When did you get the sense that this ArtPrize idea was catching on?

It really seemed like in the last month or two that people were clicking—venues and artists … You can do whatever you want. The sky is the limit as far as what you can do. (We’re) seeing venues coming out with really interesting programming. Some of the venues have been interesting in terms of the artist they're inviting. We’ve been matching venues with artists. The goal of ArtPrize originally was 300 artists. We’re at four times that. We knew that it was a big idea and an idea that’s out of the ordinary and not without controversy. But we’ve certainly been blown away by the response … We’ve had venues thinking more about art and its relationship to their business, to their space and to their physical space. There’s been more discussion and thought put to them in the past month or two than in the past year.

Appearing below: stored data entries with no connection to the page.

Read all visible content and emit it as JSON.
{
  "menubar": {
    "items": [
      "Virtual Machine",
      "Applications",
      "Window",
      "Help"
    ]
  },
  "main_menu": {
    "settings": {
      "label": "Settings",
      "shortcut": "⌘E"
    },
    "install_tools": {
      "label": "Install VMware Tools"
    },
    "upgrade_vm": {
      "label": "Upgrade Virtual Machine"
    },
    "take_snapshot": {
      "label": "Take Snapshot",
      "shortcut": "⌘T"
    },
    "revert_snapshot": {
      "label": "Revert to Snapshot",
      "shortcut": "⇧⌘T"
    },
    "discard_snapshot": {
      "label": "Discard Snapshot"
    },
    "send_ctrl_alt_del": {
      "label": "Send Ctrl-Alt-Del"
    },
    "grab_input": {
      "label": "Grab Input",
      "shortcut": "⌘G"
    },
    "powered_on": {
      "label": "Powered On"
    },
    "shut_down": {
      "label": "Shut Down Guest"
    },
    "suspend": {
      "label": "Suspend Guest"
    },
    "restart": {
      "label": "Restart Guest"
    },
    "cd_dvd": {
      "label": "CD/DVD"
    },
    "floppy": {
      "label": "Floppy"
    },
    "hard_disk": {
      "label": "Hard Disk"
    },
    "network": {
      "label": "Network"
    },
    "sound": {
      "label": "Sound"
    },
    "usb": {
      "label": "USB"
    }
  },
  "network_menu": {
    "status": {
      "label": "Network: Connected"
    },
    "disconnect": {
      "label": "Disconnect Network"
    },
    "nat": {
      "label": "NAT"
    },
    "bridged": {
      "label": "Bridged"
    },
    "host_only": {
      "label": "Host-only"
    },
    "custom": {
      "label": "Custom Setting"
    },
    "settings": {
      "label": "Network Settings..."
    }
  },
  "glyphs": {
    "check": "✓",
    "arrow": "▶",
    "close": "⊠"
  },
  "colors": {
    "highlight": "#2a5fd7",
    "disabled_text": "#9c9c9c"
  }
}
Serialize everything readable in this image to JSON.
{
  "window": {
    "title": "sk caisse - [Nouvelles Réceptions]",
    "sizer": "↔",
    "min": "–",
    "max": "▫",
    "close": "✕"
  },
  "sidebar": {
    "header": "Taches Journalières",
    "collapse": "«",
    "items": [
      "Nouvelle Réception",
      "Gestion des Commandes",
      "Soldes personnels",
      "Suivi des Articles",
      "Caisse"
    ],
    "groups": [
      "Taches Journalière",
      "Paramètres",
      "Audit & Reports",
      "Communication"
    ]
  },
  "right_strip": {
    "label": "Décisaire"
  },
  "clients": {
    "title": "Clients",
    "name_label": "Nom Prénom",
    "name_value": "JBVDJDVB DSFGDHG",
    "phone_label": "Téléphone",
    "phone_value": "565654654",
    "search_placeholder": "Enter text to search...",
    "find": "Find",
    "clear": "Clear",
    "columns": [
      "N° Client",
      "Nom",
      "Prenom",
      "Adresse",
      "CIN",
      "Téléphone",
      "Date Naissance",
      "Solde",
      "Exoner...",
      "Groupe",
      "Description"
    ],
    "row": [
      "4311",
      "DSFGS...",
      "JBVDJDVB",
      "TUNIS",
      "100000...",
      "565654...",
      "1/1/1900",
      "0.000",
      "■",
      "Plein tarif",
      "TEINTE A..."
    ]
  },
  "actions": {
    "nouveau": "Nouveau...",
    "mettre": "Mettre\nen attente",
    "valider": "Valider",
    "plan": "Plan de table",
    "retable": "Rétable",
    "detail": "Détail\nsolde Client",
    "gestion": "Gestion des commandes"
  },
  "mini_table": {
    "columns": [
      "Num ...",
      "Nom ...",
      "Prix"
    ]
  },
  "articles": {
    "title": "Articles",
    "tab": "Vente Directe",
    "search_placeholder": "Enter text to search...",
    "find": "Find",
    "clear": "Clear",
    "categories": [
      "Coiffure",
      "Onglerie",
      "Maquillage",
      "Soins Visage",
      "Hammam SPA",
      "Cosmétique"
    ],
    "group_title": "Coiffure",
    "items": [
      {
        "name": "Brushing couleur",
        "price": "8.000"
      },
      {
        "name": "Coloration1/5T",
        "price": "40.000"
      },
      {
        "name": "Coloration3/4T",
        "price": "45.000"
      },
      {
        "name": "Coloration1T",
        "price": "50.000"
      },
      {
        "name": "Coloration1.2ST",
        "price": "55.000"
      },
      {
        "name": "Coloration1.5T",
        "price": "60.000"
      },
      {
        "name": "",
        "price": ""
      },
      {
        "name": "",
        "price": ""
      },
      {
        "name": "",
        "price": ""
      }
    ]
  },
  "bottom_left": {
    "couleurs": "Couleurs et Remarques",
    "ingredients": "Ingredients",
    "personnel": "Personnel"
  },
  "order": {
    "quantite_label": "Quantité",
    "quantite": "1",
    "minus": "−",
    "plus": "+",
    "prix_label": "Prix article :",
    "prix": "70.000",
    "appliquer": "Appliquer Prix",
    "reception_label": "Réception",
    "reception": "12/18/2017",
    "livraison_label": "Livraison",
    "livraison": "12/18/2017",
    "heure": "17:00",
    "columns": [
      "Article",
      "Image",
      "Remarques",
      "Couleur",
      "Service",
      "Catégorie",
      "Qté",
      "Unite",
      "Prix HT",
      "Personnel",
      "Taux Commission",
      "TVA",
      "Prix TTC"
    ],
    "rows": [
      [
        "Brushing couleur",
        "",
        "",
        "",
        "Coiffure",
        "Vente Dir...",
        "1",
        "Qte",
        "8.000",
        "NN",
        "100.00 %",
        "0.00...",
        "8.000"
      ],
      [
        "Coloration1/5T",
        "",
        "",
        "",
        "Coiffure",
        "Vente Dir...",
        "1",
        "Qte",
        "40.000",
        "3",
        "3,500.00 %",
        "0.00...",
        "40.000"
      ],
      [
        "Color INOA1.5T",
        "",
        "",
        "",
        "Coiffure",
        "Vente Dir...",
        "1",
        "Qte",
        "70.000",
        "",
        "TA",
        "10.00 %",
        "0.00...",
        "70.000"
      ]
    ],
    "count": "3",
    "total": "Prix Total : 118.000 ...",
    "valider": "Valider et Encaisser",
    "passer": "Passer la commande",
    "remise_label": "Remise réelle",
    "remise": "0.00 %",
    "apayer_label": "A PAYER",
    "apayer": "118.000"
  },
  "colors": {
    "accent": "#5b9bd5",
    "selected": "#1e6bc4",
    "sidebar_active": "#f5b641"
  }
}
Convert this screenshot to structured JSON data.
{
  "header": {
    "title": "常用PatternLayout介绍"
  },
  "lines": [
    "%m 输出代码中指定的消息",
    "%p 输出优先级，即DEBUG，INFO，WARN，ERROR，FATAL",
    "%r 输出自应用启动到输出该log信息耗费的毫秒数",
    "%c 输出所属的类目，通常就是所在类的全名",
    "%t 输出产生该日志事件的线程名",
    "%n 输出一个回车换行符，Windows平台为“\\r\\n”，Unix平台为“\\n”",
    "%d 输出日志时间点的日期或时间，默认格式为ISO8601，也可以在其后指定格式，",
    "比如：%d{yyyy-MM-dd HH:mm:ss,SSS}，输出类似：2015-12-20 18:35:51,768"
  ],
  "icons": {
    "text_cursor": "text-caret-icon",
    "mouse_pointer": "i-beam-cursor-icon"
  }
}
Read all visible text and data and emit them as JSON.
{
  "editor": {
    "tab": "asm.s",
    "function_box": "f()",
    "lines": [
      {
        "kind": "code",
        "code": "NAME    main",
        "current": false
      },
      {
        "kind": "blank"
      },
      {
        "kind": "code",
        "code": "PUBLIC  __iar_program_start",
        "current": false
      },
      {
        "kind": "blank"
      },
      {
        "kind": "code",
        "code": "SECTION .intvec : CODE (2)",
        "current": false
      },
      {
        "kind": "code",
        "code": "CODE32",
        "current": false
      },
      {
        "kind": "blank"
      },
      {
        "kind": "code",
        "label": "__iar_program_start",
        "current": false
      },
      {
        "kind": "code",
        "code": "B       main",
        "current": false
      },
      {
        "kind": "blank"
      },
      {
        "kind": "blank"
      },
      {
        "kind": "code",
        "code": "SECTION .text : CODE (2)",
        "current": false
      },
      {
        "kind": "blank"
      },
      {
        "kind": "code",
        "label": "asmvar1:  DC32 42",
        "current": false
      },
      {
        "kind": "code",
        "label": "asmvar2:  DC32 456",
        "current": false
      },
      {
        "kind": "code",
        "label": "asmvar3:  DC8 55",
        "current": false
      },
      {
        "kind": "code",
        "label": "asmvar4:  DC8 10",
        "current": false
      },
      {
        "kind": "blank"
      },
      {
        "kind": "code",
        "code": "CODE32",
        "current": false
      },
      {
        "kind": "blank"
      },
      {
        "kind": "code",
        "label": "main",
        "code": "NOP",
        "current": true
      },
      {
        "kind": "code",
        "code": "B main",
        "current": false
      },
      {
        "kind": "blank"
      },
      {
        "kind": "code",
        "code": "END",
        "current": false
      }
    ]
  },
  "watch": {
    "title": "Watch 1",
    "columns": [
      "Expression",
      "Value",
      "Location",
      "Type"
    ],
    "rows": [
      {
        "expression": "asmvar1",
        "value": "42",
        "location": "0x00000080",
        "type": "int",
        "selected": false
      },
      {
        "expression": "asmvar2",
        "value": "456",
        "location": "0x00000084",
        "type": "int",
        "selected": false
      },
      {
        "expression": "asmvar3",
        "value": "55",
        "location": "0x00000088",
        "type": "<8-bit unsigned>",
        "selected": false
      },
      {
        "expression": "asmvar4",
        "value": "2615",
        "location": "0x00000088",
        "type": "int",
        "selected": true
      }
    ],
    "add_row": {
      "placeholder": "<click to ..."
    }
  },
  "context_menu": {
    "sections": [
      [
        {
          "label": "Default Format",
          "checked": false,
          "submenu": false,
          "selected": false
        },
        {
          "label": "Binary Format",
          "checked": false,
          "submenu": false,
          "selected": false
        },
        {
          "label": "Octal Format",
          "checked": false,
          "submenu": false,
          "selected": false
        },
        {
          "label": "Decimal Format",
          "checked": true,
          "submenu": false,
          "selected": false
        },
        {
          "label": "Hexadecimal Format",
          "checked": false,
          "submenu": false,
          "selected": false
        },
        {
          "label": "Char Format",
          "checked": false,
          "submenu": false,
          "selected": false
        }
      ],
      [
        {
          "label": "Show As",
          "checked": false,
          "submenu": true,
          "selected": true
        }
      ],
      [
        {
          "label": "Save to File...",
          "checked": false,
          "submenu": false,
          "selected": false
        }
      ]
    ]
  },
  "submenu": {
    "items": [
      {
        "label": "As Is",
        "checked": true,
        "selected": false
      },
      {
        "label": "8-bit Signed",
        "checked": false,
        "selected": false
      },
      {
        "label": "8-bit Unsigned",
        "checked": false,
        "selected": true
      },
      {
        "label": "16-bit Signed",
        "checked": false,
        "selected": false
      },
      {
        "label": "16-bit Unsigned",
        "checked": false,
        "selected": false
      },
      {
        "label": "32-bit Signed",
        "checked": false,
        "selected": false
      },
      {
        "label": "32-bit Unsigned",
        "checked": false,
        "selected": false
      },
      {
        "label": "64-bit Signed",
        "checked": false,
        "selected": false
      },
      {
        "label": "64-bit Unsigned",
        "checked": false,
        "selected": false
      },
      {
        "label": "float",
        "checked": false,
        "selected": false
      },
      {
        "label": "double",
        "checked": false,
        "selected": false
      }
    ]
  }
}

How do you keep up with all of the moving parts of this competition?

Because it’s very intentionally decentralized. So we don’t have to keep up with everything. Because there’s so many individuals with their own goals and ideas involved. We’re very focused on specific things: that as many people know about ArtPrize as possible, that as many people are signed up as possible … It’s sort of an open-sourced model. We’ve set up this framework, and we have people creating their own value within that framework … It’s not up to us to try to command and control all that.

How will ArtPrize benefit the local economy?

I’m sure there will be an impact on the local economy. That’s not a goal; that’s a nice benefit. The goal is the conversation. There will be huge benefits regionally over time, with the growth of knowledge around these things. Shifting the culture is a primary driver. Short-term impact is not the primary driver.

Did you take any art classes when you were at Calvin?

I was doing film and film production stuff. So that was my creative outlet. I taught myself photography.

Are you excited to see the Calvin participation in ArtPrize?

Oh, absolutely. There’s great work that I’m seeing. And I think it’s great that Calvin’s had the downtown presence for a while now. I hope that this will build on the success of that. 

What is your vision for the future of ArtPrize?

This is the first year. We really pushed the timeline to make it happen this year. Next year will be pretty awesome because there are about 50 things we wanted to do this year that we didn’t have time for. It’s only going to get bigger. We hope. We have a great history of public art. We have a community that’s more hungry for more cultural events. I’m doing it in Grand Rapids because I love Grand Rapids. It’s a real, personal community. It’s a nice size because we’re a big town, but people know each other. That sort of network makes things happen here.